Horseback riding (and stirrups, etc), Ironworking, monotheism, monarchy, alphabet, literature, drama, mathematics, currency, calendar. Philosophy?
MEDIEVAL
Enduring siege warfare and castle building as set out by Vegetius. Sea crossing is now more practical, if still risky. Basic laws are created. Early cannon appear. Nation-states consolidate and expand. Full invasions are common, including by sea. The last religions appear at this time. Mostly nations are too engaged in warfare and witch-hunting to bother with science and culture.
Metal casting, compass, construction, code of laws, feudalism, divine right.
RENAISSANCE
For the first time, warfare starts to decrease (as it becomes more expensive, and more destructive). Mostly an age of cultural flowering, art and music.
Theology, Machinery, Music, Banking, Guilds, Paper, Gunpowder
AGE OF REASON
A time of logic and science and books, but also of revolution. Regular periods of short but extremely bloody warfare. Armies abandon their castles and take to the field once more, and now number in their hundreds of thousands.
Civil service, Engineering, Optics, Education, Printing press, Liberalism, Nationalism, astronomy, Military tradition, democracy
INDUSTRIAL AGE
Factories, urbanisation, the dawn of modern warfare.
Rifling, corporation, steam power, replaceable parts, artillery, railroad.
AGE OF STEAM
Isnt this the same as the industrial age?
AGE OF ELECTRICITY
Chemistry, Communism, Assembly line, Fascism, Scientific method, steel, physics, electricity, combustion, industrialism.
ATOMIC AGE
Biology, Medicine, Refrigeration, Fission, flight, rocketry, radio, mass media.
INFORMATION AGE
Technology gone wild.

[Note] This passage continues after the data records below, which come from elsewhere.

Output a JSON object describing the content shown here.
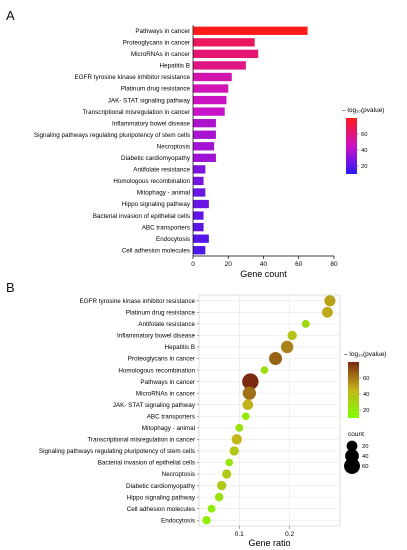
{
  "panels": {
    "a_label": "A",
    "b_label": "B"
  },
  "chart_data": [
    {
      "type": "bar",
      "orientation": "horizontal",
      "categories": [
        "Pathways in cancer",
        "Proteoglycans in cancer",
        "MicroRNAs in cancer",
        "Hepatitis B",
        "EGFR tyrosine kinase inhibitor resistance",
        "Platinum drug resistance",
        "JAK- STAT signaling pathway",
        "Transcriptional misregulation in cancer",
        "Inflammatory bowel disease",
        "Signaling pathways regulating pluripotency of stem cells",
        "Necroptosis",
        "Diabetic cardiomyopathy",
        "Antifolate resistance",
        "Homologous recombination",
        "Mitophagy -  animal",
        "Hippo signaling pathway",
        "Bacterial invasion of epithelial cells",
        "ABC transporters",
        "Endocytosis",
        "Cell adhesion molecules"
      ],
      "values": [
        65,
        35,
        37,
        30,
        22,
        20,
        19,
        18,
        13,
        13,
        12,
        13,
        7,
        6,
        7,
        9,
        6,
        6,
        9,
        7
      ],
      "neg_log10_pvalue": [
        80,
        66,
        62,
        58,
        50,
        48,
        46,
        44,
        38,
        37,
        36,
        35,
        28,
        26,
        24,
        24,
        22,
        21,
        19,
        18
      ],
      "xlabel": "Gene count",
      "xlim": [
        0,
        80
      ],
      "xticks": [
        0,
        20,
        40,
        60,
        80
      ],
      "grid": false,
      "colorbar": {
        "title": "– log₁₀(pvalue)",
        "ticks": [
          20,
          40,
          60
        ],
        "range": [
          10,
          80
        ],
        "colors": [
          "#2a17f5",
          "#cc12c6",
          "#ff1a1a"
        ]
      }
    },
    {
      "type": "scatter",
      "categories": [
        "EGFR tyrosine kinase inhibitor resistance",
        "Platinum drug resistance",
        "Antifolate resistance",
        "Inflammatory bowel disease",
        "Hepatitis B",
        "Proteoglycans in cancer",
        "Homologous recombination",
        "Pathways in cancer",
        "MicroRNAs in cancer",
        "JAK- STAT signaling pathway",
        "ABC transporters",
        "Mitophagy -  animal",
        "Transcriptional misregulation in cancer",
        "Signaling pathways regulating pluripotency of stem cells",
        "Bacterial invasion of epithelial cells",
        "Necroptosis",
        "Diabetic cardiomyopathy",
        "Hippo signaling pathway",
        "Cell adhesion molecules",
        "Endocytosis"
      ],
      "x": [
        0.28,
        0.275,
        0.232,
        0.205,
        0.195,
        0.172,
        0.15,
        0.122,
        0.12,
        0.117,
        0.113,
        0.1,
        0.095,
        0.09,
        0.08,
        0.075,
        0.065,
        0.06,
        0.045,
        0.035
      ],
      "count": [
        22,
        20,
        7,
        13,
        30,
        35,
        6,
        65,
        37,
        19,
        6,
        7,
        18,
        13,
        6,
        12,
        13,
        9,
        7,
        9
      ],
      "neg_log10_pvalue": [
        50,
        48,
        28,
        38,
        58,
        66,
        26,
        80,
        62,
        46,
        21,
        24,
        44,
        37,
        22,
        36,
        35,
        24,
        18,
        19
      ],
      "xlabel": "Gene ratio",
      "xlim": [
        0.02,
        0.3
      ],
      "xticks": [
        0.1,
        0.2
      ],
      "grid": true,
      "colorbar": {
        "title": "– log₁₀(pvalue)",
        "ticks": [
          20,
          40,
          60
        ],
        "range": [
          10,
          80
        ],
        "colors": [
          "#7fff00",
          "#c4b51b",
          "#7a2a10"
        ]
      },
      "size_legend": {
        "title": "count",
        "values": [
          20,
          40,
          60
        ]
      }
    }
  ]
}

Politics gone haywire, and warfare digitalised.
The last nine techs.
Some concerns: The way UUs are currently implemented, there is the risk of affecting relative civ strengths by limiting research to each epoch. This is not necessarily negative, but should be looked at closely.
Archery was only effective for hunting, not warfare until well into the Iron Age. Romans only started using formations of archers a long time after Caesar. The Persians were famous for them, but that was in the early middle ages. Horse archers were terrifyingly effective, but only from about 500 AD (Huns, Heruli etc and later Mongols). The Numidians employed effective spear/javelin-throwing cavalry, but they hardly count as archers.

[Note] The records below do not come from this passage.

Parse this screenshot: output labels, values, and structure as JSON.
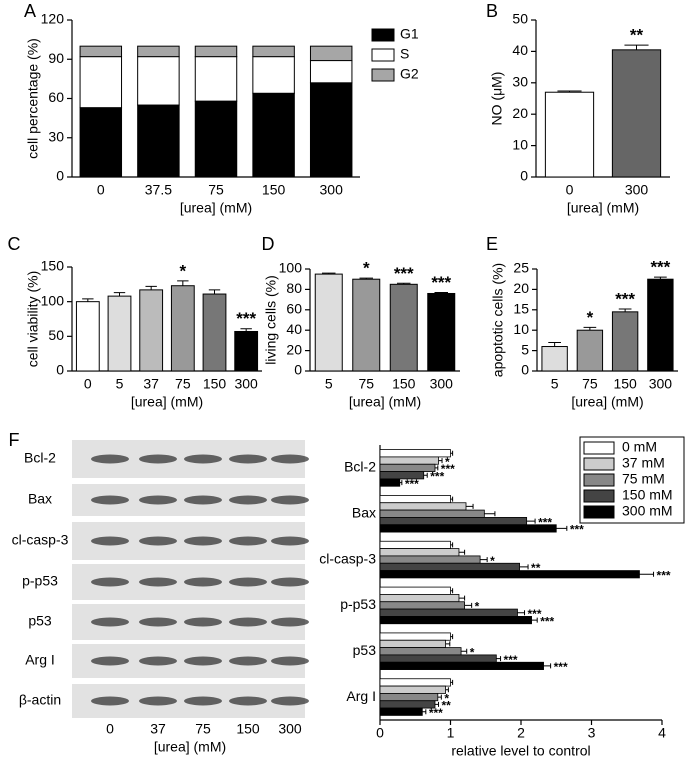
{
  "chart_data": [
    {
      "type": "stacked_bar",
      "panel": "A",
      "categories": [
        "0",
        "37.5",
        "75",
        "150",
        "300"
      ],
      "xlabel": "[urea] (mM)",
      "ylabel": "cell percentage (%)",
      "ylim": [
        0,
        120
      ],
      "yticks": [
        0,
        30,
        60,
        90,
        120
      ],
      "legend": "right",
      "series": [
        {
          "name": "G1",
          "color": "#000000",
          "values": [
            53,
            55,
            58,
            64,
            72
          ]
        },
        {
          "name": "S",
          "color": "#ffffff",
          "values": [
            39,
            37,
            34,
            28,
            17
          ]
        },
        {
          "name": "G2",
          "color": "#a6a6a6",
          "values": [
            8,
            8,
            8,
            8,
            11
          ]
        }
      ]
    },
    {
      "type": "bar",
      "panel": "B",
      "categories": [
        "0",
        "300"
      ],
      "values": [
        27,
        40.5
      ],
      "errors": [
        0.4,
        1.5
      ],
      "colors": [
        "#ffffff",
        "#666666"
      ],
      "annotations": [
        null,
        "**"
      ],
      "xlabel": "[urea] (mM)",
      "ylabel": "NO (μM)",
      "ylim": [
        0,
        50
      ],
      "yticks": [
        0,
        10,
        20,
        30,
        40,
        50
      ]
    },
    {
      "type": "bar",
      "panel": "C",
      "categories": [
        "0",
        "5",
        "37",
        "75",
        "150",
        "300"
      ],
      "values": [
        100,
        108,
        117,
        123,
        111,
        57
      ],
      "errors": [
        4,
        5,
        5,
        7,
        6,
        4
      ],
      "colors": [
        "#ffffff",
        "#dddddd",
        "#bbbbbb",
        "#999999",
        "#777777",
        "#000000"
      ],
      "annotations": [
        null,
        null,
        null,
        "*",
        null,
        "***"
      ],
      "xlabel": "[urea] (mM)",
      "ylabel": "cell viability (%)",
      "ylim": [
        0,
        150
      ],
      "yticks": [
        0,
        50,
        100,
        150
      ]
    },
    {
      "type": "bar",
      "panel": "D",
      "categories": [
        "5",
        "75",
        "150",
        "300"
      ],
      "values": [
        95,
        90,
        85,
        76
      ],
      "errors": [
        1,
        1,
        1,
        1
      ],
      "colors": [
        "#dddddd",
        "#999999",
        "#777777",
        "#000000"
      ],
      "annotations": [
        null,
        "*",
        "***",
        "***"
      ],
      "xlabel": "[urea] (mM)",
      "ylabel": "living cells (%)",
      "ylim": [
        0,
        100
      ],
      "yticks": [
        0,
        20,
        40,
        60,
        80,
        100
      ]
    },
    {
      "type": "bar",
      "panel": "E",
      "categories": [
        "5",
        "75",
        "150",
        "300"
      ],
      "values": [
        6,
        10,
        14.5,
        22.5
      ],
      "errors": [
        1,
        0.7,
        0.7,
        0.5
      ],
      "colors": [
        "#dddddd",
        "#999999",
        "#777777",
        "#000000"
      ],
      "annotations": [
        null,
        "*",
        "***",
        "***"
      ],
      "xlabel": "[urea] (mM)",
      "ylabel": "apoptotic cells (%)",
      "ylim": [
        0,
        25
      ],
      "yticks": [
        0,
        5,
        10,
        15,
        20,
        25
      ]
    },
    {
      "type": "hbar",
      "categories": [
        "Bcl-2",
        "Bax",
        "cl-casp-3",
        "p-p53",
        "p53",
        "Arg I"
      ],
      "xlabel": "relative level to control",
      "xlim": [
        0,
        4
      ],
      "xticks": [
        0,
        1,
        2,
        3,
        4
      ],
      "legend": "top-right",
      "series": [
        {
          "name": "0 mM",
          "color": "#ffffff",
          "values": [
            1,
            1,
            1,
            1,
            1,
            1
          ],
          "errors": [
            0.03,
            0.03,
            0.03,
            0.03,
            0.03,
            0.03
          ],
          "annotations": [
            null,
            null,
            null,
            null,
            null,
            null
          ]
        },
        {
          "name": "37 mM",
          "color": "#cccccc",
          "values": [
            0.83,
            1.22,
            1.12,
            1.12,
            0.93,
            0.93
          ],
          "errors": [
            0.05,
            0.1,
            0.08,
            0.08,
            0.06,
            0.04
          ],
          "annotations": [
            "*",
            null,
            null,
            null,
            null,
            null
          ]
        },
        {
          "name": "75 mM",
          "color": "#888888",
          "values": [
            0.78,
            1.48,
            1.42,
            1.2,
            1.15,
            0.82
          ],
          "errors": [
            0.04,
            0.15,
            0.1,
            0.1,
            0.08,
            0.05
          ],
          "annotations": [
            "***",
            null,
            "*",
            "*",
            "*",
            "*"
          ]
        },
        {
          "name": "150 mM",
          "color": "#444444",
          "values": [
            0.62,
            2.08,
            1.98,
            1.95,
            1.65,
            0.78
          ],
          "errors": [
            0.05,
            0.12,
            0.12,
            0.1,
            0.06,
            0.05
          ],
          "annotations": [
            "***",
            "***",
            "**",
            "***",
            "***",
            "**"
          ]
        },
        {
          "name": "300 mM",
          "color": "#000000",
          "values": [
            0.28,
            2.5,
            3.68,
            2.15,
            2.32,
            0.6
          ],
          "errors": [
            0.03,
            0.15,
            0.2,
            0.08,
            0.1,
            0.05
          ],
          "annotations": [
            "***",
            "***",
            "***",
            "***",
            "***",
            "***"
          ]
        }
      ]
    }
  ],
  "blot": {
    "panel": "F",
    "rows": [
      "Bcl-2",
      "Bax",
      "cl-casp-3",
      "p-p53",
      "p53",
      "Arg I",
      "β-actin"
    ],
    "lanes": [
      "0",
      "37",
      "75",
      "150",
      "300"
    ],
    "xlabel": "[urea] (mM)"
  }
}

Disciplined infantry formations could be highly effective against loose barbarian formations. Early heavy cavalry came a long time before horse archers (e.g. Alexander). Horse archers pretty much rendered elephants obsolete. Should something be done to reflect all this?
The ages are not, currently, balanced. Some have far more techs to research than others. Whilst they can be balanced out, I think it's better to have some ages when research goes faster, some when development is the main activity, and some when there isn't all that much to do except fight. Any thoughts on this?
Finally, the more feedback I have, the better this will become. So tell us what you think!